Tuol Sleng exists so that what happened here is not forgotten. Visiting is an act of witness. For more on Phnom Penh's historical sites and planning your time in Cambodia, GoAsia.cc has comprehensive guides.
Frequently Asked Questions
Tuol Sleng is a former high school in Phnom Penh that the Khmer Rouge converted into Security Prison 21 (S-21), their primary interrogation and detention center, from 1975 to 1979. An estimated 20,000 people were imprisoned here, with only twelve known survivors. It was turned into a museum in 1980 to preserve the memory of the genocide.

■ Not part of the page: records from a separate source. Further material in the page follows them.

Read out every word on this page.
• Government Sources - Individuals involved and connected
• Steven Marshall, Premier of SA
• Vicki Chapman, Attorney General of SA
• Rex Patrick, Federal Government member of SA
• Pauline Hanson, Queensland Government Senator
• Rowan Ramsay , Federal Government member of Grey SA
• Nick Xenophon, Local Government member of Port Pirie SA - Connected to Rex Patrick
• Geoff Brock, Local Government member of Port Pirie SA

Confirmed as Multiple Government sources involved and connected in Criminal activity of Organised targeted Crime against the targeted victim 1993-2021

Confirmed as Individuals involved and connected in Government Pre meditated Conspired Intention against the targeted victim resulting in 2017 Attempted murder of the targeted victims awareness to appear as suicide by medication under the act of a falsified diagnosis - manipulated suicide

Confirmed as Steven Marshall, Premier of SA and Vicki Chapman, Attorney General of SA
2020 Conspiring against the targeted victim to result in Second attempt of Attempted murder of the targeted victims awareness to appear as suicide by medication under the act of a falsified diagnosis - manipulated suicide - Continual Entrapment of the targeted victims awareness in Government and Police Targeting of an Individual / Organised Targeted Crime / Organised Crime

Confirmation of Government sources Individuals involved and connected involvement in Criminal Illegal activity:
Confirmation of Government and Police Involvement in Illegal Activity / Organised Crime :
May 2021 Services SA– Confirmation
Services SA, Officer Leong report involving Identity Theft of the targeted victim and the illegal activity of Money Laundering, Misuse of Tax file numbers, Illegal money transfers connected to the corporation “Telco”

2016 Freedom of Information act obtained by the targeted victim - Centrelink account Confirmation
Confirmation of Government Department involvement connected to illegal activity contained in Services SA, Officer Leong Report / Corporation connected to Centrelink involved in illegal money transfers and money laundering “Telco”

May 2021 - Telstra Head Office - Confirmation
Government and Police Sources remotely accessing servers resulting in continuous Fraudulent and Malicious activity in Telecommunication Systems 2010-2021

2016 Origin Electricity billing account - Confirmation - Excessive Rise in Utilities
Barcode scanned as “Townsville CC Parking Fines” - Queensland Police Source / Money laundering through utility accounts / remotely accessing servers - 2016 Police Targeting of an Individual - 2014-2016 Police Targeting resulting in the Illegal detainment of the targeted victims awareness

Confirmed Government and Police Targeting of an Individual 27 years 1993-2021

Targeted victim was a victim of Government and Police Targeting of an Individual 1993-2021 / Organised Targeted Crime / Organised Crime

Admission is $5 for non-Cambodian adults and $3 for visitors aged 10-18. Cambodian citizens enter free. Audio guides are available in 11 languages for an additional fee. Tickets are sold at the entrance booth in cash only.
The museum is on Street 113 in the Boeng Keng Kang area, about 2.5 kilometers south of the Royal Palace. A tuk-tuk from the riverfront costs $2-3. Most visitors combine it with the Choeung Ek Killing Fields, hiring a tuk-tuk for both sites at $12-18 for the day.
Allow two to three hours for a thorough visit. The audio guide takes about 90 minutes, and you should add time for documentary screenings and possibly a survivor talk. Rushing through the museum misses the depth and significance of what is preserved here.
On weekdays before 14:00, the museum's Meeting Room hosts sessions where Khmer Rouge victims share their experiences with English translation. These 30-minute talks are included with admission. Check at the entrance for the current schedule, as availability depends on the survivors' health and presence.
Most visitors do combine both in one day, typically visiting Tuol Sleng in the morning and Choeung Ek Killing Fields in the afternoon. Be aware that the combined experience is emotionally intense. Some travelers prefer to spread the visits across two separate days with lighter activities in between.
The museum advises that exhibits may not be appropriate for visitors under 14. The displays include graphic photographs, descriptions of torture, and depictions of extreme violence. Parents should use their judgment based on their child's maturity and sensitivity.
As a memorial site, visitors should dress respectfully with shoulders and knees covered. This follows the same standard as Cambodian religious and commemorative sites. Casual or revealing clothing is considered disrespectful at a place of mourning and remembrance.